Nous nous félicitons enfin que le Premier ministre ait confié à Karine Berger et Dominique Lefebvre une mission sur l'épargne financière et le financement de l'économie réelle. Sur la base de nos investigations et des recommandations du « Pacte pour la compétitivité de l'industrie française » de M. Louis Gallois, nous préconisons dès maintenant l'utilisation d'une partie des fonds déposés sur les livrets d'assurance-vie en faveur du financement de la création d'entreprises innovantes. Aujourd'hui, seuls 5 % des actifs gérés par les sociétés d'assurance sont investis dans des sociétés non financières françaises.
Nous insistons dans notre rapport sur la nécessité de donner l'envie d'entreprendre, et je pense que la création d'un statut d'autoentrepreneur était une première avancée en ce sens.
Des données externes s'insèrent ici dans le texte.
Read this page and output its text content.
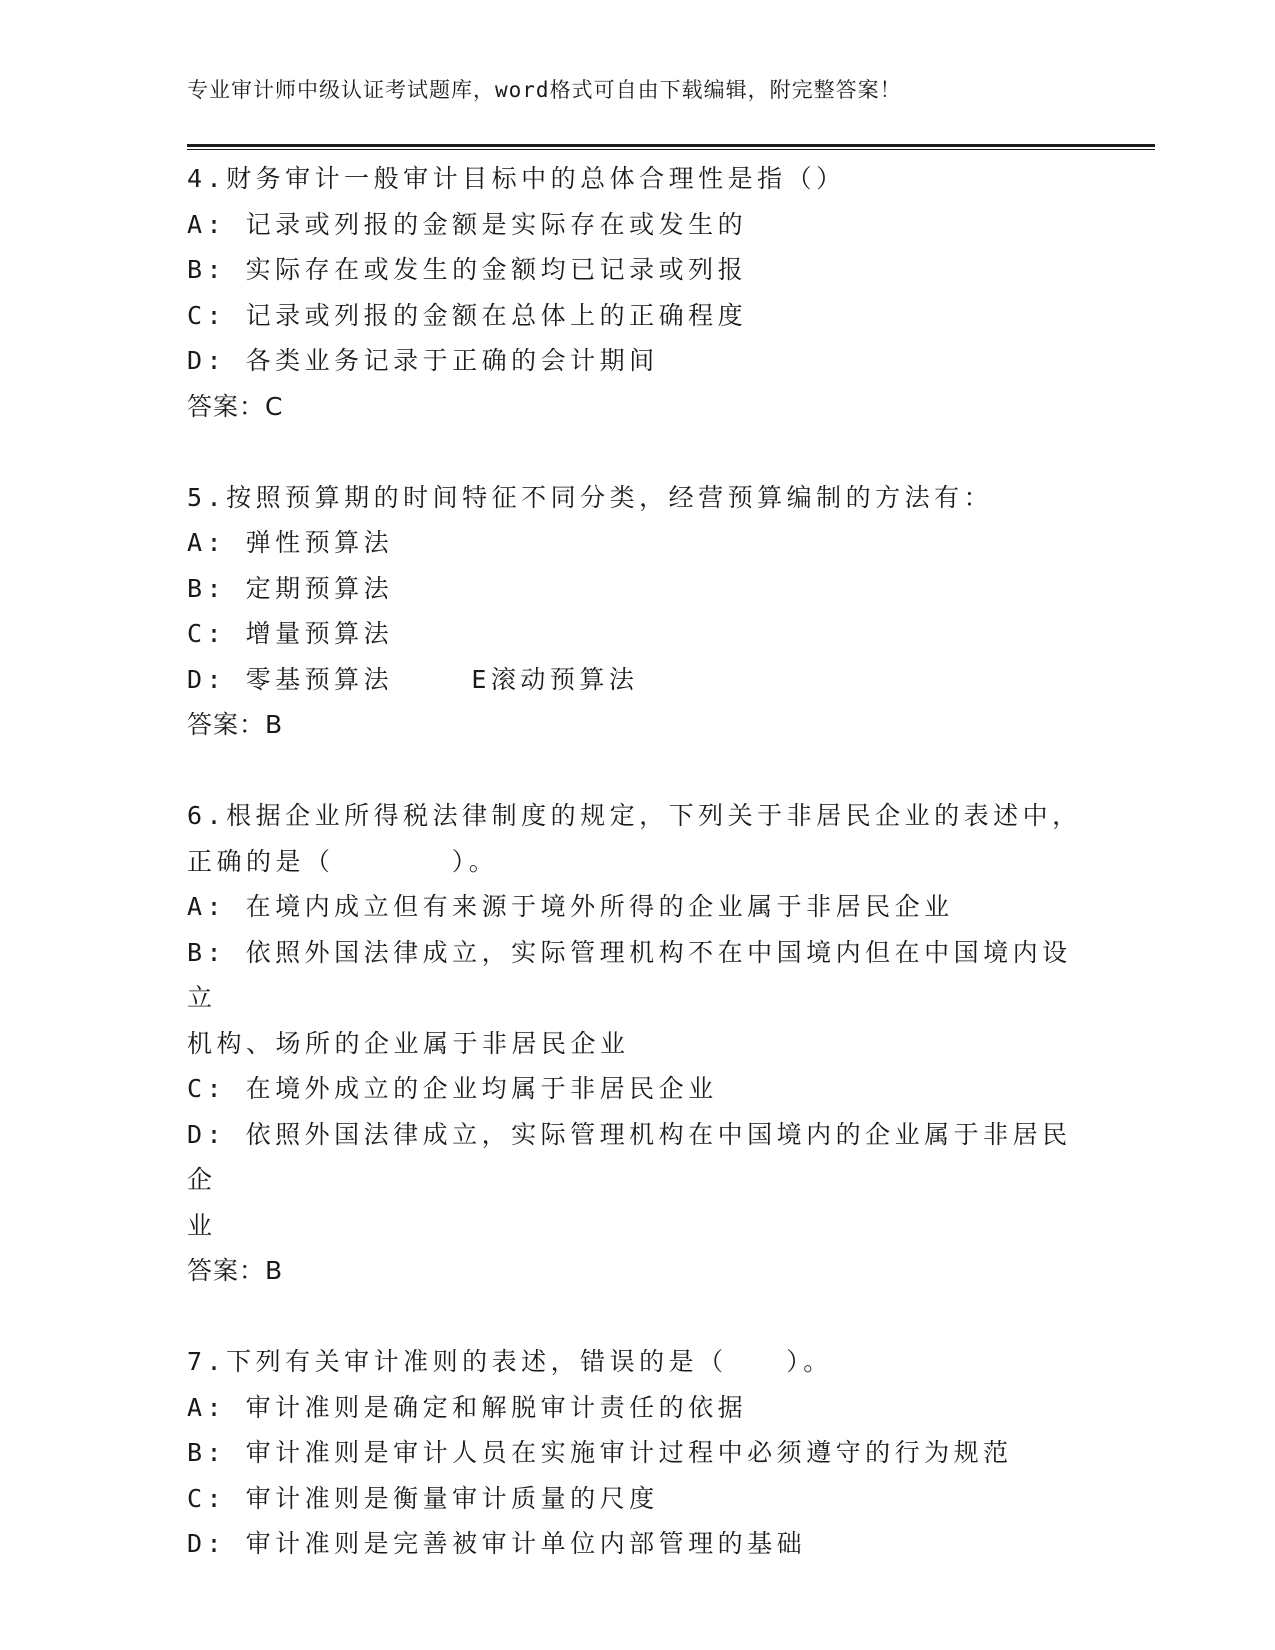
专业审计师中级认证考试题库，word格式可自由下载编辑，附完整答案！
4.财务审计一般审计目标中的总体合理性是指（）
A: 记录或列报的金额是实际存在或发生的
B: 实际存在或发生的金额均已记录或列报
C: 记录或列报的金额在总体上的正确程度
D: 各类业务记录于正确的会计期间
答案：C
5.按照预算期的时间特征不同分类，经营预算编制的方法有：
A: 弹性预算法
B: 定期预算法
C: 增量预算法
D: 零基预算法    E滚动预算法
答案：B
6.根据企业所得税法律制度的规定，下列关于非居民企业的表述中，
正确的是（      ）。
A: 在境内成立但有来源于境外所得的企业属于非居民企业
B: 依照外国法律成立，实际管理机构不在中国境内但在中国境内设立
机构、场所的企业属于非居民企业
C: 在境外成立的企业均属于非居民企业
D: 依照外国法律成立，实际管理机构在中国境内的企业属于非居民企
业
答案：B
7.下列有关审计准则的表述，错误的是（   ）。
A: 审计准则是确定和解脱审计责任的依据
B: 审计准则是审计人员在实施审计过程中必须遵守的行为规范
C: 审计准则是衡量审计质量的尺度
D: 审计准则是完善被审计单位内部管理的基础
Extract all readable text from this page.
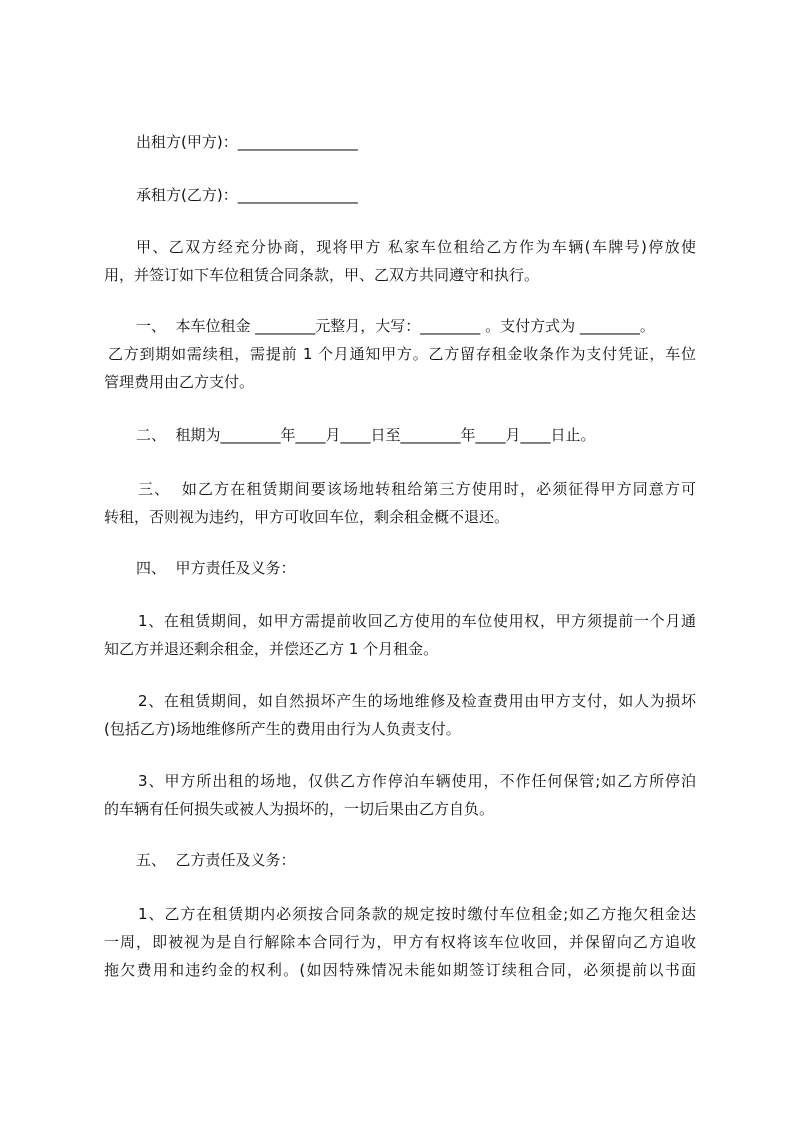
出租方(甲方)：________________
承租方(乙方)：________________
甲、乙双方经充分协商，现将甲方 私家车位租给乙方作为车辆(车牌号)停放使
用，并签订如下车位租赁合同条款，甲、乙双方共同遵守和执行。
一、  本车位租金 ________元整月，大写：________ 。支付方式为 ________。
乙方到期如需续租，需提前 1 个月通知甲方。乙方留存租金收条作为支付凭证，车位
管理费用由乙方支付。
二、  租期为________年____月____日至________年____月____日止。
三、  如乙方在租赁期间要该场地转租给第三方使用时，必须征得甲方同意方可
转租，否则视为违约，甲方可收回车位，剩余租金概不退还。
四、  甲方责任及义务：
1、在租赁期间，如甲方需提前收回乙方使用的车位使用权，甲方须提前一个月通
知乙方并退还剩余租金，并偿还乙方 1 个月租金。
2、在租赁期间，如自然损坏产生的场地维修及检查费用由甲方支付，如人为损坏
(包括乙方)场地维修所产生的费用由行为人负责支付。
3、甲方所出租的场地，仅供乙方作停泊车辆使用，不作任何保管;如乙方所停泊
的车辆有任何损失或被人为损坏的，一切后果由乙方自负。
五、  乙方责任及义务：
1、乙方在租赁期内必须按合同条款的规定按时缴付车位租金;如乙方拖欠租金达
一周，即被视为是自行解除本合同行为，甲方有权将该车位收回，并保留向乙方追收
拖欠费用和违约金的权利。(如因特殊情况未能如期签订续租合同，必须提前以书面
L'une des contributions les plus intéressantes du rapport de la Cour réside dans la prise en compte de la dimension culturelle des conditions de la création d'entreprises : sans esprit d'entreprise, pas d'entrepreneur et pas d'activité nouvelle, aurait pu dire M. de La Palice. Il est nécessaire de promouvoir la culture entrepreneuriale, particulièrement auprès des jeunes, qui représentent le potentiel de création d'entreprises de demain. Il est temps que les mentalités changent, qu'on cesse de considérer les échecs comme définitifs et qu'on donne le goût du risque aux porteurs de projets et aux jeunes. Nous ferions bien de nous inspirer des campagnes d'information et de promotion menées par d'autres pays – je pense à un slogan tel que « Foncez, tout le Québec vous admire ! ». Est-ce que nos entrepreneurs se sentent admirés ?
Afin que les entrepreneurs français se sentent estimés et accompagnés, nous proposons d'encourager les administrations à abandonner la logique du « tout-contrôle » au profit d'une culture de l'accompagnement, ce qui est un moyen de passer d'une société de défiance à une société de confiance. En somme, l'administration devrait aider l'entrepreneur à se mettre aux normes plutôt que de traquer la fraude. J'en profite pour mettre en garde le législateur que nous sommes : au moment où le scandale de la fraude dans la chaîne alimentaire va probablement nous conduire à légiférer afin d'assurer la traçabilité de la viande, nous devons faire attention de ne pas faire peser sur les petits producteurs des normes excessivement rigides.